«La population baigne dans un electrosmog constant»
Jean-Baptiste Seillière, spécialiste de la connectivité sans fil
«J’ai une antenne à 50 mètres de ma chambre à coucher. Il y a un sifflement constant. Comme si une ligne à haute tension traversait mon appartement.» C’est ainsi que Monica décrit les effets de l’arrivée de la 5G dans son quartier. C’était en février 2020. Depuis, cette habitante de Champel vit un cauchemar.
«J’ai des problèmes de sommeil, des vertiges, des maux de tête, de ventre. Je ressens un mal-être. J’ai vu plein de médecins: généraliste, dermatologue, cardiologue et neurologue. Ils sont incrédules et disent simplement qu’ils doivent faire des tests. En attendant, c’est la déprime! Je suis devenue irritable. Et moi qui étais très sociable, je préfère désormais être seule dans la nature.»
Qu’est-ce qui lui fait penser que la 5G est à l’origine de ses maux? «Aucun doute possible, affirme-t-elle. Mes problèmes de santé sont apparus soudainement à cette période. Et, dès que je quitte mon appartement et vais à la montagne, je me sens nettement mieux et dors bien mieux.» Au point que pour tenter de limiter le phénomène, elle a quitté sa chambre à coucher pour dormir dans le salon, protégé par un mur porteur.
Insomnies
Sa voisine Jeanne* a, quant à elle, opté pour un rideau métallisé, «qui protège un peu de ces ondes». Elle aussi explique que le cauchemar a débuté il y a un peu plus d’un an. «J’ai commencé à faire des insomnies. Je ne fermai plus l’œil de la nuit. Et en journée, c’est comme si j’avais un brouillard dans la tête.»

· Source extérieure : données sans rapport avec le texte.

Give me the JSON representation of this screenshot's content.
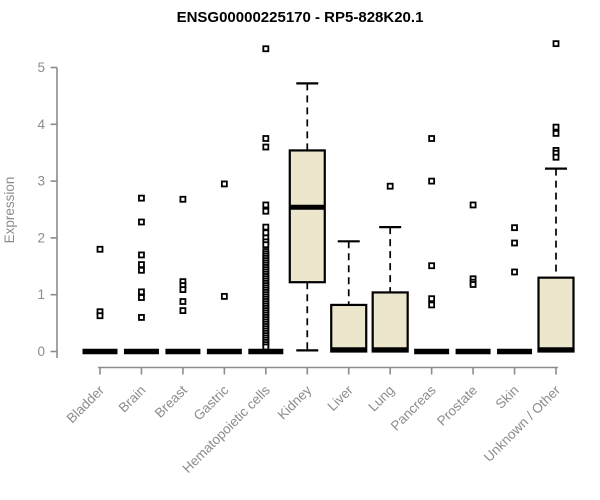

Et Monica de renchérir: «On a écrit aux autorités telles que le médecin cantonal et le conseiller d’Etat Antonio Hodgers. Ils n’en ont pas tenu compte. Ils parlent de modifications mineures.»
Pour faire entendre leur voix, elles ont créé avec d’autres habitants le Collectif contre les émissions nocives des antennes de téléphonie mobile 4G+ et 5G. Et ont lancé une pétition. Déplorant le fait que «certaines antennes ont été modifiées à l’insu des habitants sans débat démocratique préalable», les signataires demandent un retour à la situation antérieure et «le respect des six points de la Charte des médecins pour l’environnement, qui met les politiques en garde contre la nocivité de ces ondes».
Pas contre la modernité
Refusant d’être taxée de complotiste ou d’anti-modernité, Jeanne clame: «Je suis pour le progrès, pour Internet. Mais, je ne veux pas que ça me prenne la tête et me rende malade.» Elle poursuit: «Aujourd’hui, seuls les gens électrosensibles sont concernés, mais demain, avec la multiplication des antennes, il y en aura beaucoup plus. Vivrons-nous tous bientôt dans un micro-ondes géant?»
Un point de vue que partage Jean-Baptiste Seillière. Ce Genevois, spécialiste de la connectivité sans fil, a participé à une table ronde organisée à la demande de l’Assemblée nationale française en 2018 sur l’impact de l’électrosensibilité. «Ce qui ressortait explique-t-il, c’est le côté inadapté des normes internationales. Celles-ci définissent qu’en dessous de 60 volts par mètre, il n’y a aucun risque d’attraper un cancer de la peau. Seuls les effets thermiques ont été étudiés. Depuis 1998, la norme n’a pas bougé et les effets athermiques n’ayant pas été prouvés, on s’en fout.»
Aujourd’hui, il accompagne les pétitionnaires dans leur combat. Selon lui, les deux habitantes de Champel sont des «vigies, des sentinelles. Elles ne sont que la pointe de l’iceberg. La population baigne dans un electrosmog constant. Le déploiement insidieux de la 5G, en contournant sciemment et les moratoires et le principe de précaution, est le plus grand scandale sanitaire de tous les temps».